In another key decision, timelines for Quality Control Orders (QCOs) related to induction cooktops have been extended. This provides relief to manufacturers facing supply disruptions and compliance challenges, allowing them additional time to meet regulatory standards.
Further, the government has reduced Basic Customs Duty (BCD) to zero on critical raw materials such as Ethylene Vinyl Acetate (EVA) and certain polymers used in the footwear and leather sectors. Similar duty relaxations have been extended to chemicals required by the tyre industry.
These measures are expected to lower input costs, improve competitiveness, and support domestic manufacturing growth.
Industry stakeholders have largely welcomed the DPIIT’s proactive approach, viewing it as a timely intervention to address structural challenges.
Manufacturers and industry associations have highlighted that faster approvals and reduced compliance burdens will enable companies to scale operations more efficiently. The reduction in customs duties is also expected to provide immediate financial relief, particularly for small and medium enterprises (SMEs).
Experts believe that such targeted interventions can significantly enhance India’s attractiveness as a manufacturing destination, especially as global companies look to diversify supply chains away from traditional hubs.
According to data released by the Ministry of Commerce and Industry, India’s manufacturing sector has shown steady growth but continues to face challenges related to input costs and infrastructure gaps.
Economists note that easing regulatory constraints can have a multiplier effect on industrial output. Faster project approvals, for instance, not only reduce delays but also improve capital efficiency.
A report by the World Bank highlights that regulatory simplification and infrastructure development are key drivers of industrial competitiveness in emerging economies.

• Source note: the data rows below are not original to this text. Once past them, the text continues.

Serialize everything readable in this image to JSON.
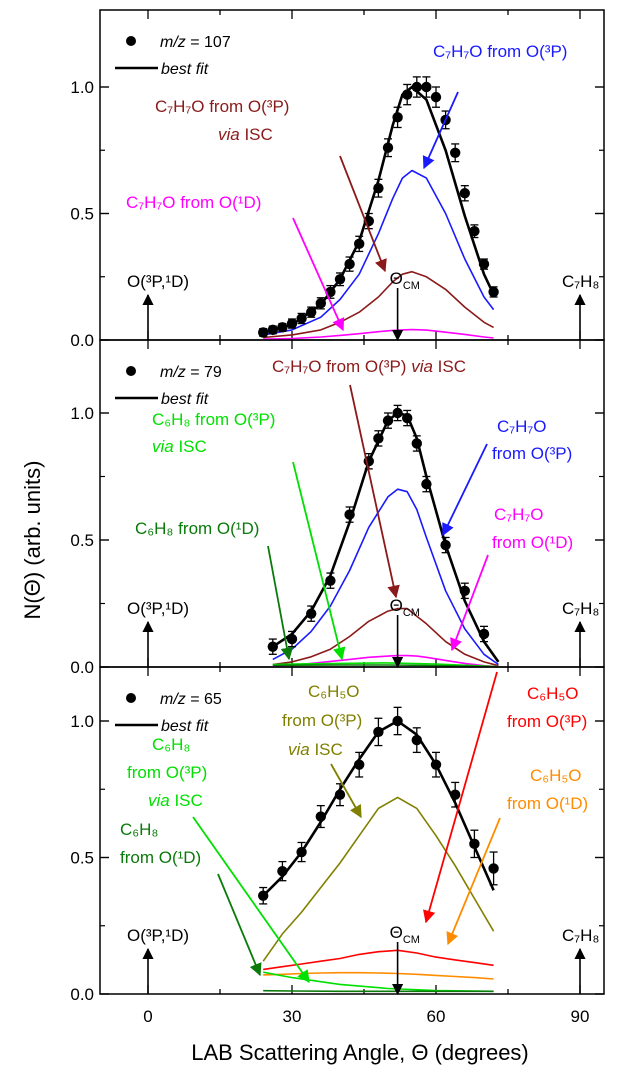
{
  "figure": {
    "ylabel": "N(Θ) (arb. units)",
    "xlabel": "LAB Scattering Angle, Θ (degrees)",
    "xlim": [
      -10,
      95
    ],
    "xticks": [
      0,
      30,
      60,
      90
    ],
    "ylim": [
      0,
      1.25
    ],
    "yticks": [
      "0.0",
      "0.5",
      "1.0"
    ],
    "theta_cm_label": "Θ",
    "theta_cm_sub": "CM",
    "theta_cm_angle": 52
  },
  "colors": {
    "data": "#000000",
    "blue": "#1a1aff",
    "darkred": "#8b1a1a",
    "magenta": "#ff00ff",
    "green": "#00e000",
    "darkgreen": "#0a7a0a",
    "olive": "#808000",
    "red": "#ff0000",
    "orange": "#ff8c00"
  },
  "chart_data": [
    {
      "type": "scatter",
      "legend": {
        "data_label": "m/z = 107",
        "fit_label": "best fit"
      },
      "xlim": [
        -10,
        95
      ],
      "ylim": [
        0,
        1.25
      ],
      "points": {
        "x": [
          24,
          26,
          28,
          30,
          32,
          34,
          36,
          38,
          40,
          42,
          44,
          46,
          48,
          50,
          52,
          54,
          56,
          58,
          60,
          62,
          64,
          66,
          68,
          70,
          72
        ],
        "y": [
          0.03,
          0.04,
          0.05,
          0.065,
          0.085,
          0.11,
          0.145,
          0.19,
          0.24,
          0.3,
          0.38,
          0.47,
          0.6,
          0.76,
          0.88,
          0.97,
          1.0,
          1.0,
          0.96,
          0.87,
          0.74,
          0.58,
          0.43,
          0.3,
          0.19
        ],
        "err": [
          0.015,
          0.015,
          0.015,
          0.018,
          0.02,
          0.02,
          0.022,
          0.025,
          0.025,
          0.028,
          0.03,
          0.03,
          0.035,
          0.035,
          0.04,
          0.04,
          0.04,
          0.04,
          0.04,
          0.035,
          0.035,
          0.03,
          0.025,
          0.02,
          0.02
        ]
      },
      "curves": [
        {
          "name": "best fit",
          "color": "data",
          "width": 2.6,
          "x": [
            24,
            30,
            36,
            40,
            44,
            48,
            51,
            53,
            55,
            58,
            62,
            66,
            70,
            72
          ],
          "y": [
            0.03,
            0.06,
            0.14,
            0.24,
            0.39,
            0.63,
            0.85,
            0.97,
            1.0,
            0.95,
            0.75,
            0.49,
            0.26,
            0.18
          ]
        },
        {
          "name": "C7H7O from O(3P)",
          "color": "blue",
          "width": 1.6,
          "x": [
            24,
            30,
            36,
            40,
            44,
            48,
            51,
            53,
            55,
            58,
            62,
            66,
            70,
            72
          ],
          "y": [
            0.02,
            0.04,
            0.09,
            0.16,
            0.26,
            0.42,
            0.56,
            0.64,
            0.67,
            0.64,
            0.5,
            0.32,
            0.17,
            0.12
          ]
        },
        {
          "name": "C7H7O from O(3P) via ISC",
          "color": "darkred",
          "width": 1.6,
          "x": [
            24,
            30,
            36,
            40,
            44,
            48,
            51,
            53,
            55,
            58,
            62,
            66,
            70,
            72
          ],
          "y": [
            0.01,
            0.02,
            0.04,
            0.07,
            0.11,
            0.17,
            0.23,
            0.26,
            0.27,
            0.25,
            0.2,
            0.13,
            0.07,
            0.05
          ]
        },
        {
          "name": "C7H7O from O(1D)",
          "color": "magenta",
          "width": 1.6,
          "x": [
            24,
            30,
            36,
            40,
            44,
            48,
            51,
            53,
            55,
            58,
            62,
            66,
            70,
            72
          ],
          "y": [
            0.003,
            0.006,
            0.012,
            0.018,
            0.025,
            0.033,
            0.038,
            0.04,
            0.041,
            0.039,
            0.031,
            0.022,
            0.012,
            0.008
          ]
        }
      ]
    },
    {
      "type": "scatter",
      "legend": {
        "data_label": "m/z = 79",
        "fit_label": "best fit"
      },
      "xlim": [
        -10,
        95
      ],
      "ylim": [
        0,
        1.25
      ],
      "points": {
        "x": [
          26,
          30,
          34,
          38,
          42,
          46,
          48,
          50,
          52,
          54,
          56,
          58,
          62,
          66,
          70
        ],
        "y": [
          0.08,
          0.11,
          0.21,
          0.34,
          0.6,
          0.81,
          0.9,
          0.97,
          1.0,
          0.98,
          0.88,
          0.72,
          0.48,
          0.3,
          0.13
        ]
      },
      "curves": [
        {
          "name": "best fit",
          "color": "data",
          "width": 2.6,
          "x": [
            26,
            30,
            34,
            38,
            42,
            46,
            50,
            52,
            54,
            56,
            58,
            62,
            66,
            70,
            73
          ],
          "y": [
            0.08,
            0.13,
            0.22,
            0.36,
            0.57,
            0.81,
            0.97,
            1.0,
            0.99,
            0.9,
            0.75,
            0.48,
            0.26,
            0.1,
            0.02
          ]
        },
        {
          "name": "C7H7O from O(3P)",
          "color": "blue",
          "width": 1.6,
          "x": [
            26,
            30,
            34,
            38,
            42,
            46,
            50,
            52,
            54,
            56,
            58,
            62,
            66,
            70,
            73
          ],
          "y": [
            0.03,
            0.07,
            0.14,
            0.24,
            0.38,
            0.55,
            0.67,
            0.7,
            0.69,
            0.62,
            0.51,
            0.3,
            0.15,
            0.05,
            0.01
          ]
        },
        {
          "name": "C7H7O from O(3P) via ISC",
          "color": "darkred",
          "width": 1.6,
          "x": [
            26,
            30,
            34,
            38,
            42,
            46,
            50,
            52,
            54,
            56,
            58,
            62,
            66,
            70,
            73
          ],
          "y": [
            0.01,
            0.02,
            0.04,
            0.07,
            0.12,
            0.18,
            0.22,
            0.23,
            0.23,
            0.2,
            0.17,
            0.1,
            0.05,
            0.02,
            0.005
          ]
        },
        {
          "name": "C7H7O from O(1D)",
          "color": "magenta",
          "width": 1.6,
          "x": [
            26,
            30,
            34,
            38,
            42,
            46,
            50,
            52,
            54,
            56,
            58,
            62,
            66,
            70,
            73
          ],
          "y": [
            0.003,
            0.008,
            0.014,
            0.022,
            0.03,
            0.038,
            0.043,
            0.045,
            0.045,
            0.043,
            0.038,
            0.026,
            0.014,
            0.005,
            0.001
          ]
        },
        {
          "name": "C6H8 from O(3P) via ISC",
          "color": "green",
          "width": 1.6,
          "x": [
            26,
            30,
            40,
            50,
            60,
            70,
            73
          ],
          "y": [
            0.01,
            0.012,
            0.014,
            0.016,
            0.012,
            0.004,
            0.001
          ]
        },
        {
          "name": "C6H8 from O(1D)",
          "color": "darkgreen",
          "width": 1.6,
          "x": [
            26,
            30,
            40,
            50,
            60,
            70,
            73
          ],
          "y": [
            0.006,
            0.007,
            0.008,
            0.008,
            0.006,
            0.002,
            0.0005
          ]
        }
      ]
    },
    {
      "type": "scatter",
      "legend": {
        "data_label": "m/z = 65",
        "fit_label": "best fit"
      },
      "xlim": [
        -10,
        95
      ],
      "ylim": [
        0,
        1.25
      ],
      "points": {
        "x": [
          24,
          28,
          32,
          36,
          40,
          44,
          48,
          52,
          56,
          60,
          64,
          68,
          72
        ],
        "y": [
          0.36,
          0.45,
          0.52,
          0.65,
          0.73,
          0.84,
          0.96,
          1.0,
          0.93,
          0.84,
          0.73,
          0.55,
          0.46
        ],
        "err": [
          0.03,
          0.035,
          0.035,
          0.04,
          0.04,
          0.045,
          0.05,
          0.05,
          0.045,
          0.045,
          0.045,
          0.05,
          0.06
        ]
      },
      "curves": [
        {
          "name": "best fit",
          "color": "data",
          "width": 2.6,
          "x": [
            24,
            28,
            32,
            36,
            40,
            44,
            48,
            52,
            56,
            60,
            64,
            68,
            72
          ],
          "y": [
            0.36,
            0.43,
            0.52,
            0.63,
            0.75,
            0.86,
            0.96,
            1.0,
            0.95,
            0.84,
            0.7,
            0.54,
            0.38
          ]
        },
        {
          "name": "C6H5O from O(3P) via ISC",
          "color": "olive",
          "width": 1.6,
          "x": [
            24,
            28,
            32,
            36,
            40,
            44,
            48,
            52,
            56,
            60,
            64,
            68,
            72
          ],
          "y": [
            0.12,
            0.22,
            0.3,
            0.39,
            0.48,
            0.58,
            0.68,
            0.72,
            0.68,
            0.58,
            0.47,
            0.35,
            0.23
          ]
        },
        {
          "name": "C6H5O from O(3P)",
          "color": "red",
          "width": 1.6,
          "x": [
            24,
            28,
            32,
            36,
            40,
            44,
            48,
            52,
            56,
            60,
            64,
            68,
            72
          ],
          "y": [
            0.09,
            0.1,
            0.11,
            0.12,
            0.13,
            0.145,
            0.155,
            0.16,
            0.15,
            0.135,
            0.125,
            0.115,
            0.105
          ]
        },
        {
          "name": "C6H5O from O(1D)",
          "color": "orange",
          "width": 1.6,
          "x": [
            24,
            28,
            32,
            36,
            40,
            44,
            48,
            52,
            56,
            60,
            64,
            68,
            72
          ],
          "y": [
            0.07,
            0.072,
            0.075,
            0.077,
            0.078,
            0.078,
            0.077,
            0.075,
            0.072,
            0.068,
            0.064,
            0.06,
            0.055
          ]
        },
        {
          "name": "C6H8 from O(3P) via ISC",
          "color": "green",
          "width": 1.6,
          "x": [
            24,
            30,
            40,
            50,
            60,
            72
          ],
          "y": [
            0.08,
            0.06,
            0.035,
            0.02,
            0.013,
            0.01
          ]
        },
        {
          "name": "C6H8 from O(1D)",
          "color": "darkgreen",
          "width": 1.6,
          "x": [
            24,
            30,
            40,
            50,
            60,
            72
          ],
          "y": [
            0.012,
            0.011,
            0.01,
            0.01,
            0.01,
            0.01
          ]
        }
      ]
    }
  ],
  "labels": {
    "o_label": "O(³P,¹D)",
    "c7h8_label": "C₇H₈",
    "p1_blue": "C₇H₇O from O(³P)",
    "p1_darkred_1": "C₇H₇O from O(³P)",
    "p1_darkred_2_em": "via",
    "p1_darkred_2_rest": " ISC",
    "p1_magenta": "C₇H₇O from O(¹D)",
    "p2_darkred_a": "C₇H₇O from O(³P) ",
    "p2_darkred_em": "via",
    "p2_darkred_b": " ISC",
    "p2_green_1": "C₆H₈ from O(³P)",
    "p2_green_2_em": "via",
    "p2_green_2_rest": " ISC",
    "p2_blue_1": "C₇H₇O",
    "p2_blue_2": "from O(³P)",
    "p2_darkgreen": "C₆H₈ from O(¹D)",
    "p2_magenta_1": "C₇H₇O",
    "p2_magenta_2": "from O(¹D)",
    "p3_olive_1": "C₆H₅O",
    "p3_olive_2": "from O(³P)",
    "p3_olive_3_em": "via",
    "p3_olive_3_rest": " ISC",
    "p3_red_1": "C₆H₅O",
    "p3_red_2": "from O(³P)",
    "p3_green_1": "C₆H₈",
    "p3_green_2": "from O(³P)",
    "p3_green_3_em": "via",
    "p3_green_3_rest": " ISC",
    "p3_orange_1": "C₆H₅O",
    "p3_orange_2": "from O(¹D)",
    "p3_darkgreen_1": "C₆H₈",
    "p3_darkgreen_2": "from O(¹D)"
  }
}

Similarly, analysts at the NITI Aayog have emphasised the importance of supply chain resilience in sustaining long-term economic growth.
In addition to regulatory relaxations, DPIIT has taken steps to stabilise energy supplies for key industries.

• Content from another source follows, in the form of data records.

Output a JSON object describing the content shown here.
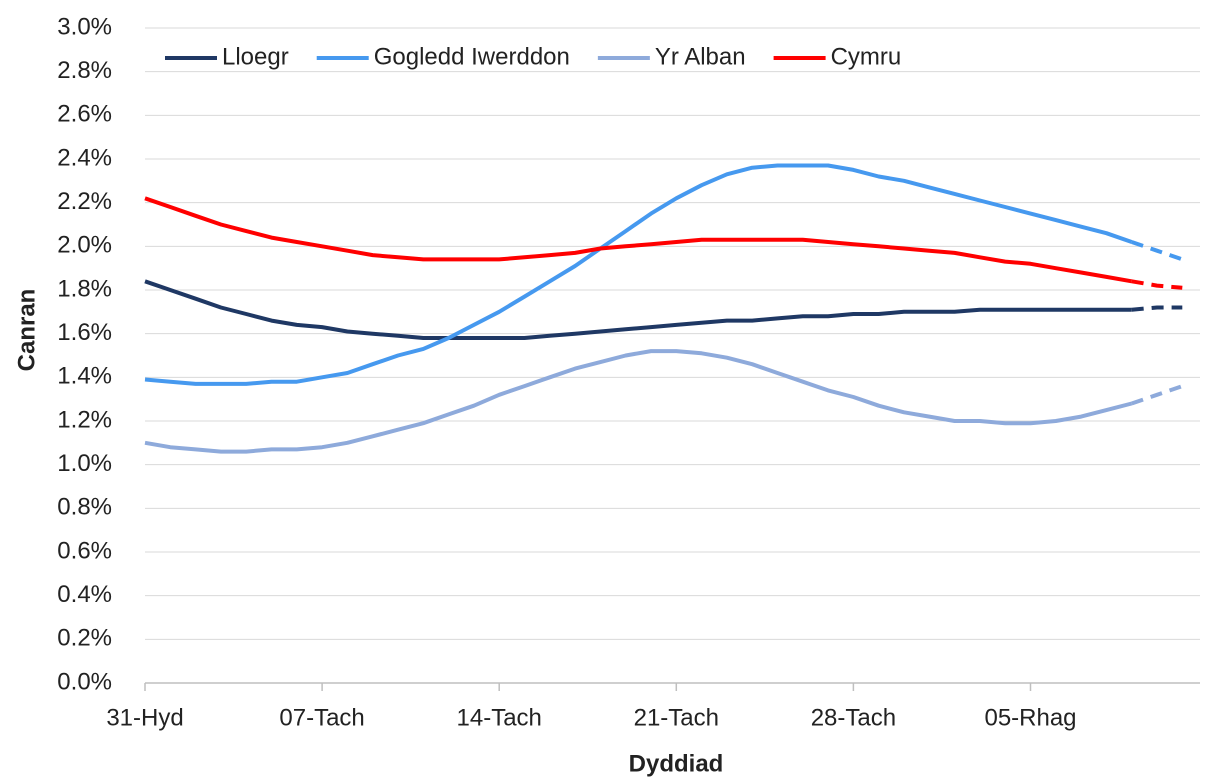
{
  "chart_data": {
    "type": "line",
    "x_label": "Dyddiad",
    "y_label": "Canran",
    "categories": [
      "31-Hyd",
      null,
      null,
      null,
      null,
      null,
      null,
      "07-Tach",
      null,
      null,
      null,
      null,
      null,
      null,
      "14-Tach",
      null,
      null,
      null,
      null,
      null,
      null,
      "21-Tach",
      null,
      null,
      null,
      null,
      null,
      null,
      "28-Tach",
      null,
      null,
      null,
      null,
      null,
      null,
      "05-Rhag",
      null,
      null,
      null,
      null,
      null,
      null
    ],
    "series": [
      {
        "name": "Lloegr",
        "color": "#1f3864",
        "values": [
          1.84,
          1.8,
          1.76,
          1.72,
          1.69,
          1.66,
          1.64,
          1.63,
          1.61,
          1.6,
          1.59,
          1.58,
          1.58,
          1.58,
          1.58,
          1.58,
          1.59,
          1.6,
          1.61,
          1.62,
          1.63,
          1.64,
          1.65,
          1.66,
          1.66,
          1.67,
          1.68,
          1.68,
          1.69,
          1.69,
          1.7,
          1.7,
          1.7,
          1.71,
          1.71,
          1.71,
          1.71,
          1.71,
          1.71,
          1.71,
          1.72,
          1.72
        ]
      },
      {
        "name": "Gogledd Iwerddon",
        "color": "#4699ef",
        "values": [
          1.39,
          1.38,
          1.37,
          1.37,
          1.37,
          1.38,
          1.38,
          1.4,
          1.42,
          1.46,
          1.5,
          1.53,
          1.58,
          1.64,
          1.7,
          1.77,
          1.84,
          1.91,
          1.99,
          2.07,
          2.15,
          2.22,
          2.28,
          2.33,
          2.36,
          2.37,
          2.37,
          2.37,
          2.35,
          2.32,
          2.3,
          2.27,
          2.24,
          2.21,
          2.18,
          2.15,
          2.12,
          2.09,
          2.06,
          2.02,
          1.98,
          1.94
        ]
      },
      {
        "name": "Yr Alban",
        "color": "#8eaadb",
        "values": [
          1.1,
          1.08,
          1.07,
          1.06,
          1.06,
          1.07,
          1.07,
          1.08,
          1.1,
          1.13,
          1.16,
          1.19,
          1.23,
          1.27,
          1.32,
          1.36,
          1.4,
          1.44,
          1.47,
          1.5,
          1.52,
          1.52,
          1.51,
          1.49,
          1.46,
          1.42,
          1.38,
          1.34,
          1.31,
          1.27,
          1.24,
          1.22,
          1.2,
          1.2,
          1.19,
          1.19,
          1.2,
          1.22,
          1.25,
          1.28,
          1.32,
          1.36
        ]
      },
      {
        "name": "Cymru",
        "color": "#ff0000",
        "values": [
          2.22,
          2.18,
          2.14,
          2.1,
          2.07,
          2.04,
          2.02,
          2.0,
          1.98,
          1.96,
          1.95,
          1.94,
          1.94,
          1.94,
          1.94,
          1.95,
          1.96,
          1.97,
          1.99,
          2.0,
          2.01,
          2.02,
          2.03,
          2.03,
          2.03,
          2.03,
          2.03,
          2.02,
          2.01,
          2.0,
          1.99,
          1.98,
          1.97,
          1.95,
          1.93,
          1.92,
          1.9,
          1.88,
          1.86,
          1.84,
          1.82,
          1.81
        ]
      }
    ],
    "dashed_from_index": 39,
    "ylim": [
      0,
      3
    ],
    "yticks": [
      {
        "value": 0,
        "label": "0.0%"
      },
      {
        "value": 0.2,
        "label": "0.2%"
      },
      {
        "value": 0.4,
        "label": "0.4%"
      },
      {
        "value": 0.6,
        "label": "0.6%"
      },
      {
        "value": 0.8,
        "label": "0.8%"
      },
      {
        "value": 1,
        "label": "1.0%"
      },
      {
        "value": 1.2,
        "label": "1.2%"
      },
      {
        "value": 1.4,
        "label": "1.4%"
      },
      {
        "value": 1.6,
        "label": "1.6%"
      },
      {
        "value": 1.8,
        "label": "1.8%"
      },
      {
        "value": 2,
        "label": "2.0%"
      },
      {
        "value": 2.2,
        "label": "2.2%"
      },
      {
        "value": 2.4,
        "label": "2.4%"
      },
      {
        "value": 2.6,
        "label": "2.6%"
      },
      {
        "value": 2.8,
        "label": "2.8%"
      },
      {
        "value": 3,
        "label": "3.0%"
      }
    ],
    "grid": true,
    "legend": "top"
  }
}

The allocation of industrial LPG for the paint sector has been increased to 70 percent of pre-March consumption levels. Meanwhile, gas supply for the glass industry has been stabilised at 80 percent of its average consumption.
These measures are crucial for industries that rely heavily on continuous energy supply for production processes. Any disruption in fuel availability can lead to significant operational losses and supply chain breakdowns.
By ensuring steady access to energy resources, the government aims to maintain production continuity and prevent cascading effects across sectors.
The latest DPIIT reforms are expected to have far-reaching implications for India’s industrial landscape. By addressing immediate challenges and improving regulatory efficiency, the measures could accelerate manufacturing growth and enhance supply chain resilience.
From an economic perspective, reduced input costs and faster approvals are likely to boost investment and increase production capacity. This, in turn, can contribute to job creation and export growth.
Politically, the move reinforces the government’s commitment to supporting industry and improving ease of doing business—key priorities in India’s economic agenda.
On the global stage, these reforms position India as a competitive alternative in the evolving supply chain ecosystem, particularly as companies seek to diversify manufacturing bases.
Looking ahead, experts suggest that sustained policy support and continuous monitoring will be essential to ensure the effectiveness of these measures. Further reforms may focus on digitising approval processes, enhancing logistics infrastructure, and strengthening domestic supply networks.
If implemented effectively, the current set of relaxations could serve as a foundation for broader structural changes, enabling India to emerge as a resilient and globally competitive manufacturing hub.